Il teste sur lui-même cet acide barbiturique mais ne lui trouve pas d’activité. Cette substance sera pourtant le chef de file de nombreux médicaments : les barbituriques.
Un produit peut en cacher un autre
Cet acide barbiturique était inactif et il faudra attendre 1902-1903, que deux autres chimistes allemands des laboratoire Bayer, qui n'ont rien à voir avec von Baeyer, laboratoire qui étudiait à l’époque des dérivés de cet acide barbiturique, se servent de ce produit de base pour en découvrir un autre.
Ces chimistes se nommaient Von Mering et Emil Fischer.
Ils ont un air de famille mais n’étaient pourtant pas de la même famille, c’était le look prussien de l’époque pour les professeurs. Emil Fischer reçut le prix Nobel en 1902 pour ses travaux sur la synthèse asymétrique.
Ils obtiennent le dérivé diéthyle de l’acide barbiturique et s’aperçoivent que ce composé calme et endort remarquablement. Ils le dénomment poétiquement Véronal car l’un d’eux aimait beaucoup la ville italienne de Vérone, ville qu’il trouvait calme et pacifique. Ce Véronal sera le premier somnifère commercialisé au monde.
En 1912, ce même laboratoire créé le Phénobarbital qu’il présente comme somnifère et le dénomme Luminal ®.
Le Phénobarbital aux diverses propriétés
Souvent une propriété thérapeutique majeure apparait de façon inattendue à la suite d'un concours de circonstances fortuites et très souvent dans le cadre d'une recherche concernant un autre sujet, on appelle cela la sérendipité, comme la pénicilline par exemple et comme le Phénobarbital qui se révèle en posséder d'autres.
Durant la première guerre mondiale, un psychiatre allemand, qui travaillait dans un hôpital psychiatrique à Freiburg, Alfred Hauptmann, est très ennuyé par ses patients épileptiques (qui alors étaient pris en charge comme des malades mentaux….) qui le réveillent toutes les nuits du fait de leurs crises.
Le gardénal, une découverte d'abord passée inaperçue
Il cherche alors à les faire dormir et essaye un peu au hasard tous les somnifères qui étaient alors disponibles comme le Chloral, le Véronal et aussi le Phénobarbital. Surprise, il constate que le Phénobarbital calme les crises d’épilepsie même durant la journée et à des doses qui ne font pas dormir.
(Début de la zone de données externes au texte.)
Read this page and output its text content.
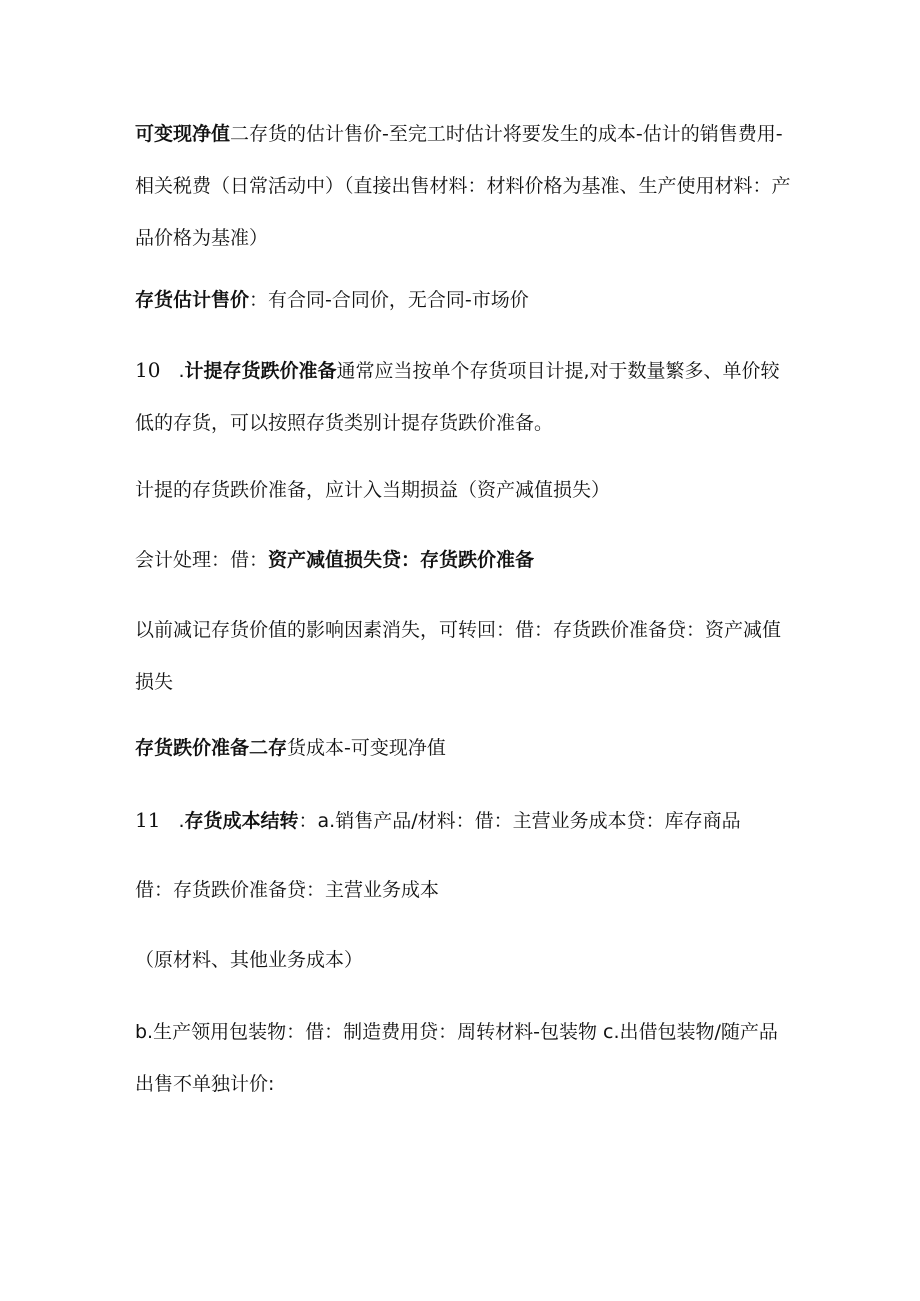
可变现净值二存货的估计售价-至完工时估计将要发生的成本-估计的销售费用-相关税费（日常活动中）（直接出售材料：材料价格为基准、生产使用材料：产品价格为基准）
存货估计售价：有合同-合同价，无合同-市场价
10 .计提存货跌价准备通常应当按单个存货项目计提,对于数量繁多、单价较低的存货，可以按照存货类别计提存货跌价准备。
计提的存货跌价准备，应计入当期损益（资产减值损失）
会计处理：借：资产减值损失贷：存货跌价准备
以前减记存货价值的影响因素消失，可转回：借：存货跌价准备贷：资产减值损失
存货跌价准备二存货成本-可变现净值
11 .存货成本结转：a.销售产品/材料：借：主营业务成本贷：库存商品
借：存货跌价准备贷：主营业务成本
（原材料、其他业务成本）
b.生产领用包装物：借：制造费用贷：周转材料-包装物 c.出借包装物/随产品出售不单独计价:
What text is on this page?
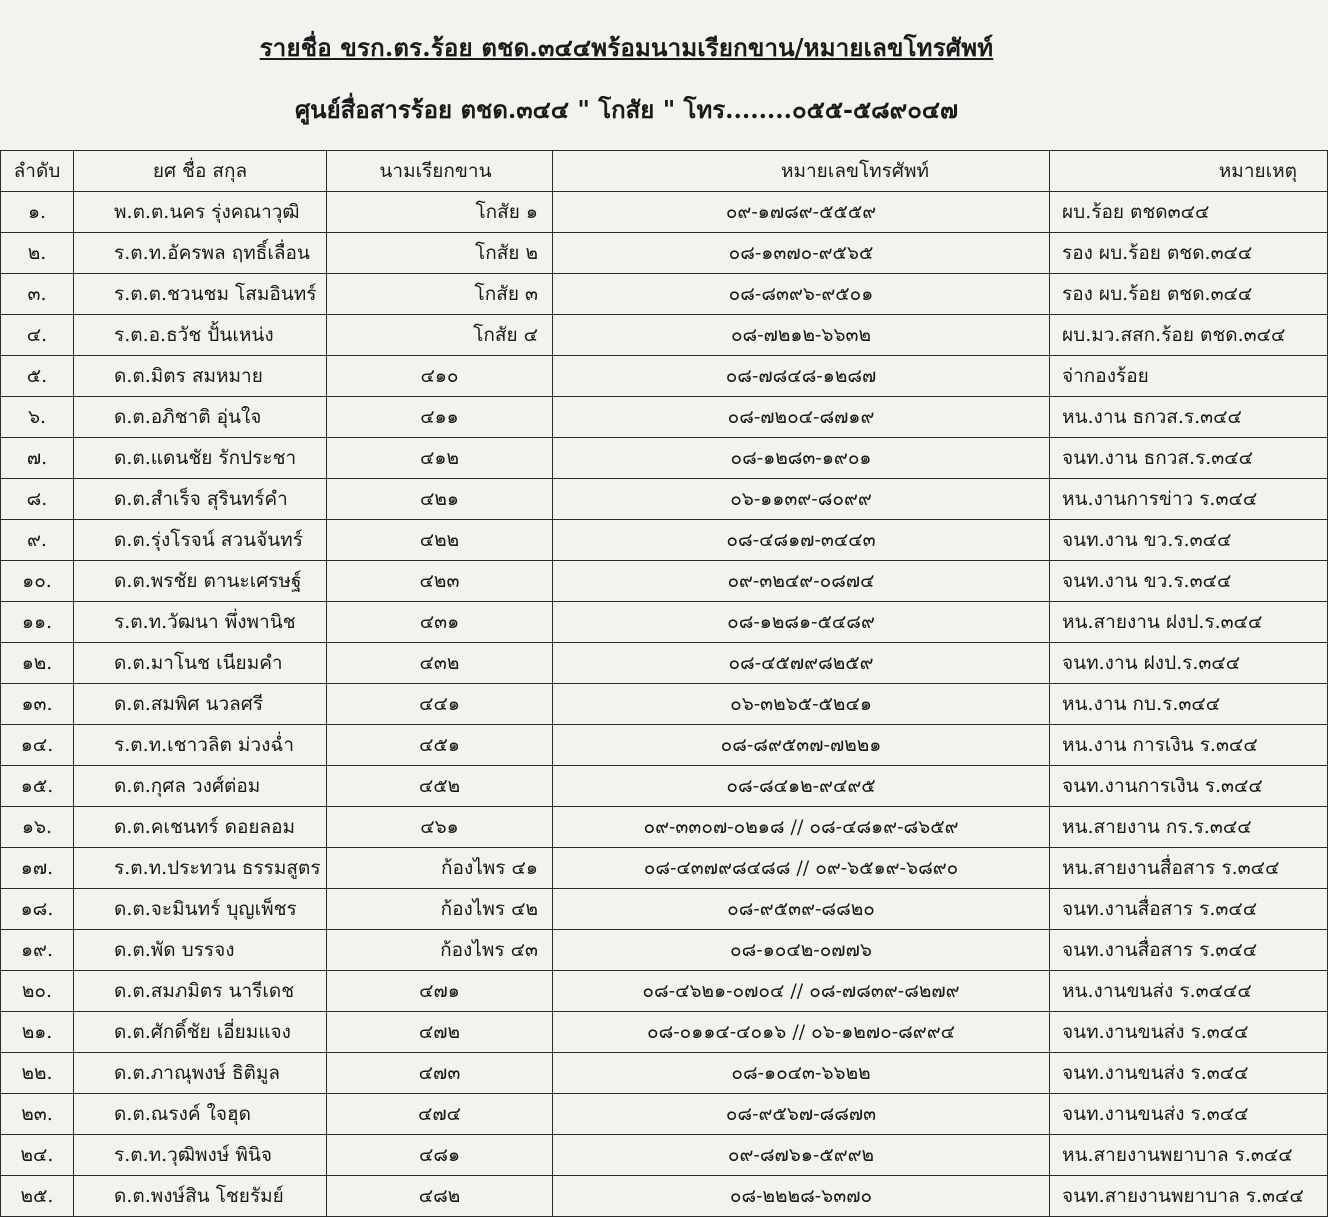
รายชื่อ ขรก.ตร.ร้อย ตชด.๓๔๔พร้อมนามเรียกขาน/หมายเลขโทรศัพท์
ศูนย์สื่อสารร้อย ตชด.๓๔๔ " โกสัย " โทร........๐๕๕-๕๘๙๐๔๗
ลำดับ	ยศ ชื่อ สกุล	นามเรียกขาน	หมายเลขโทรศัพท์	หมายเหตุ
๑.	พ.ต.ต.นคร รุ่งคณาวุฒิ	โกสัย ๑	๐๙-๑๗๘๙-๕๕๕๙	ผบ.ร้อย ตชด๓๔๔
๒.	ร.ต.ท.อัครพล ฤทธิ์เลื่อน	โกสัย ๒	๐๘-๑๓๗๐-๙๕๖๕	รอง ผบ.ร้อย ตชด.๓๔๔
๓.	ร.ต.ต.ชวนชม โสมอินทร์	โกสัย ๓	๐๘-๘๓๙๖-๙๕๐๑	รอง ผบ.ร้อย ตชด.๓๔๔
๔.	ร.ต.อ.ธวัช ปั้นเหน่ง	โกสัย ๔	๐๘-๗๒๑๒-๖๖๓๒	ผบ.มว.สสก.ร้อย ตชด.๓๔๔
๕.	ด.ต.มิตร สมหมาย	๔๑๐	๐๘-๗๘๔๘-๑๒๘๗	จ่ากองร้อย
๖.	ด.ต.อภิชาติ อุ่นใจ	๔๑๑	๐๘-๗๒๐๔-๘๗๑๙	หน.งาน ธกวส.ร.๓๔๔
๗.	ด.ต.แดนชัย รักประชา	๔๑๒	๐๘-๑๒๘๓-๑๙๐๑	จนท.งาน ธกวส.ร.๓๔๔
๘.	ด.ต.สำเร็จ สุรินทร์คำ	๔๒๑	๐๖-๑๑๓๙-๘๐๙๙	หน.งานการข่าว ร.๓๔๔
๙.	ด.ต.รุ่งโรจน์ สวนจันทร์	๔๒๒	๐๘-๔๘๑๗-๓๔๔๓	จนท.งาน ขว.ร.๓๔๔
๑๐.	ด.ต.พรชัย ตานะเศรษฐ์	๔๒๓	๐๙-๓๒๔๙-๐๘๗๔	จนท.งาน ขว.ร.๓๔๔
๑๑.	ร.ต.ท.วัฒนา พึ่งพานิช	๔๓๑	๐๘-๑๒๘๑-๕๔๘๙	หน.สายงาน ฝงป.ร.๓๔๔
๑๒.	ด.ต.มาโนช เนียมคำ	๔๓๒	๐๘-๔๕๗๙๘๒๕๙	จนท.งาน ฝงป.ร.๓๔๔
๑๓.	ด.ต.สมพิศ นวลศรี	๔๔๑	๐๖-๓๒๖๕-๕๒๔๑	หน.งาน กบ.ร.๓๔๔
๑๔.	ร.ต.ท.เชาวลิต ม่วงฉ่ำ	๔๕๑	๐๘-๘๙๕๓๗-๗๒๒๑	หน.งาน การเงิน ร.๓๔๔
๑๕.	ด.ต.กุศล วงศ์ต่อม	๔๕๒	๐๘-๘๔๑๒-๙๔๙๕	จนท.งานการเงิน ร.๓๔๔
๑๖.	ด.ต.คเชนทร์ ดอยลอม	๔๖๑	๐๙-๓๓๐๗-๐๒๑๘ // ๐๘-๔๘๑๙-๘๖๕๙	หน.สายงาน กร.ร.๓๔๔
๑๗.	ร.ต.ท.ประทวน ธรรมสูตร	ก้องไพร ๔๑	๐๘-๔๓๗๙๘๔๘๘ // ๐๙-๖๕๑๙-๖๘๙๐	หน.สายงานสื่อสาร ร.๓๔๔
๑๘.	ด.ต.จะมินทร์ บุญเพ็ชร	ก้องไพร ๔๒	๐๘-๙๕๓๙-๘๘๒๐	จนท.งานสื่อสาร ร.๓๔๔
๑๙.	ด.ต.พัด บรรจง	ก้องไพร ๔๓	๐๘-๑๐๔๒-๐๗๗๖	จนท.งานสื่อสาร ร.๓๔๔
๒๐.	ด.ต.สมภมิตร นารีเดช	๔๗๑	๐๘-๔๖๒๑-๐๗๐๔ // ๐๘-๗๘๓๙-๘๒๗๙	หน.งานขนส่ง ร.๓๔๔๔
๒๑.	ด.ต.ศักดิ์ชัย เอี่ยมแจง	๔๗๒	๐๘-๐๑๑๔-๔๐๑๖ // ๐๖-๑๒๗๐-๘๙๙๔	จนท.งานขนส่ง ร.๓๔๔
๒๒.	ด.ต.ภาณุพงษ์ ธิติมูล	๔๗๓	๐๘-๑๐๔๓-๖๖๒๒	จนท.งานขนส่ง ร.๓๔๔
๒๓.	ด.ต.ณรงค์ ใจฮุด	๔๗๔	๐๘-๙๕๖๗-๘๘๗๓	จนท.งานขนส่ง ร.๓๔๔
๒๔.	ร.ต.ท.วุฒิพงษ์ พินิจ	๔๘๑	๐๙-๘๗๖๑-๕๙๙๒	หน.สายงานพยาบาล ร.๓๔๔
๒๕.	ด.ต.พงษ์สิน โชยรัมย์	๔๘๒	๐๘-๒๒๒๘-๖๓๗๐	จนท.สายงานพยาบาล ร.๓๔๔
Il publie cette découverte après la guerre dans une revue médicale allemande obscure. Du fait du contexte (la littérature allemande était alors peu lue suite à la défaite), la découverte passe inaperçue.
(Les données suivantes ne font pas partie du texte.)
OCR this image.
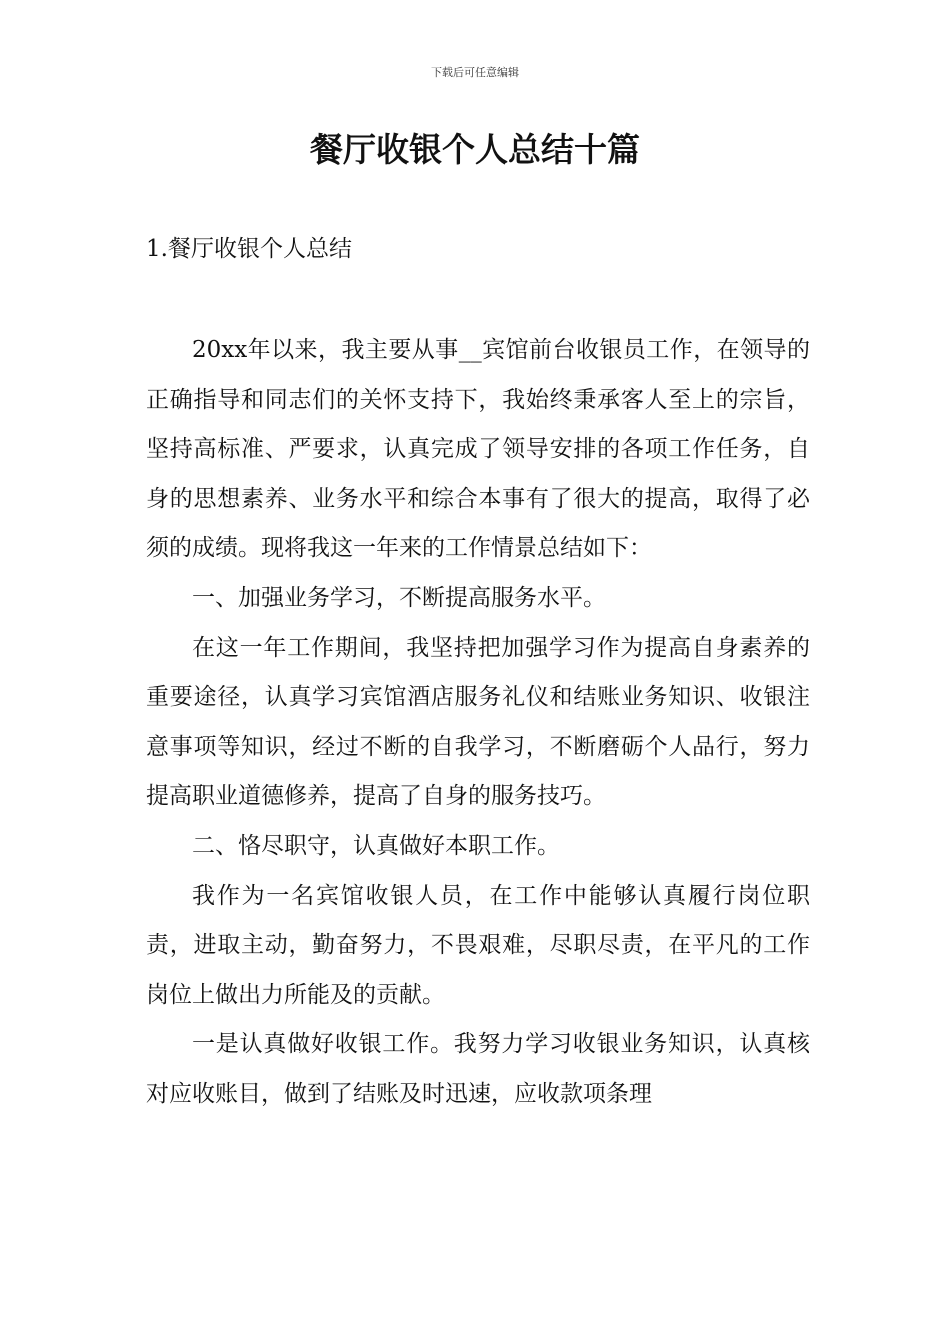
下载后可任意编辑
餐厅收银个人总结十篇
1.餐厅收银个人总结

20xx年以来，我主要从事__宾馆前台收银员工作，在领导的正确指导和同志们的关怀支持下，我始终秉承客人至上的宗旨，坚持高标准、严要求，认真完成了领导安排的各项工作任务，自身的思想素养、业务水平和综合本事有了很大的提高，取得了必须的成绩。现将我这一年来的工作情景总结如下：

一、加强业务学习，不断提高服务水平。

在这一年工作期间，我坚持把加强学习作为提高自身素养的重要途径，认真学习宾馆酒店服务礼仪和结账业务知识、收银注意事项等知识，经过不断的自我学习，不断磨砺个人品行，努力提高职业道德修养，提高了自身的服务技巧。

二、恪尽职守，认真做好本职工作。

我作为一名宾馆收银人员，在工作中能够认真履行岗位职责，进取主动，勤奋努力，不畏艰难，尽职尽责，在平凡的工作岗位上做出力所能及的贡献。

一是认真做好收银工作。我努力学习收银业务知识，认真核对应收账目，做到了结账及时迅速，应收款项条理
Il faut attendre les années 1923-1924 pour que le laboratoire anglais Winthrop retrouve cet article et commercialise, comme antiépileptique, le Phénobarbital qui s’appelait alors Luminal et le dénomme Gardénal (qui garde).
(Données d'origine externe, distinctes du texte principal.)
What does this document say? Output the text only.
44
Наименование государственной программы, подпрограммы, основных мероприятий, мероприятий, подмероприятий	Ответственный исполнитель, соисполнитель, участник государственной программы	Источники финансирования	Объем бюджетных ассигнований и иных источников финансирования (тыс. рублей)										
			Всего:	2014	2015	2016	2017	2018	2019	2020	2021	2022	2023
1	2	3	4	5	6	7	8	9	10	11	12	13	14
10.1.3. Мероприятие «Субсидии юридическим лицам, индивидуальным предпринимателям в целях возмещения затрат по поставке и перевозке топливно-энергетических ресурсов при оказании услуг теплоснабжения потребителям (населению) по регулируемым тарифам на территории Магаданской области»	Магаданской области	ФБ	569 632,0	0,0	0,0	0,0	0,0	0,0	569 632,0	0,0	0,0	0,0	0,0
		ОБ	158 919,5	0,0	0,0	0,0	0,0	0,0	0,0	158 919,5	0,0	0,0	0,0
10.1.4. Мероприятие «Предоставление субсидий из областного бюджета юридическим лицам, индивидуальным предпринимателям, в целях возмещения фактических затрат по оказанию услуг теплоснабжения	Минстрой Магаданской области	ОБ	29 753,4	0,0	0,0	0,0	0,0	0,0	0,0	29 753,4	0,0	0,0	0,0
Le Gardénal et les barbituriques sont-ils toujours utilisés ?
Le Phénobarbital garde toujours un place utile comme antiépileptique même si d’autres composés sont maintenant de plus en plus utilisés comme la fameuse Dépakine qui a défrayé la chronique de par ses effets toxiques pour le fœtus, comme d’ailleurs d’autres antiepileptiques anciens, voire récents.
Les barbituriques ont donné beaucoup de médicaments très importants. Outre le Phénobarbital, on utilise des barbituriques d’action très rapide en anesthésie comme le Pentobarbital ou le Thiopental. Malheureusement, ces produits ont aussi une mauvaise réputation et aujourd'hui, ils sont réservés à des usages particuliers. Ils sont beaucoup moins prescrits en raison de leurs effets indésirables, du risque d'abus, et de l'arrivée sur le marché de molécules aux effets similaires mais sans les effets délétères des barbituriques.
Ils ont souvent été utilisés dans les tentatives de suicide. La recherche des barbituriques dans le sang était un classique lors des gardes.
Ils sont aussi utilisés dans les cocktails qu'on injecte pour exécuter les condammés à mort dans certains états des Etats-Unis et aussi comme sérum de vérité pour faire parler des inculpés dans certaines dictatures sud-américaines et autres. Le KGB, et l'ex-URSS, en a été un grand utilisateur comme nous le rappelle le film de Costa Gavras, l’aveu avec Yves Montand.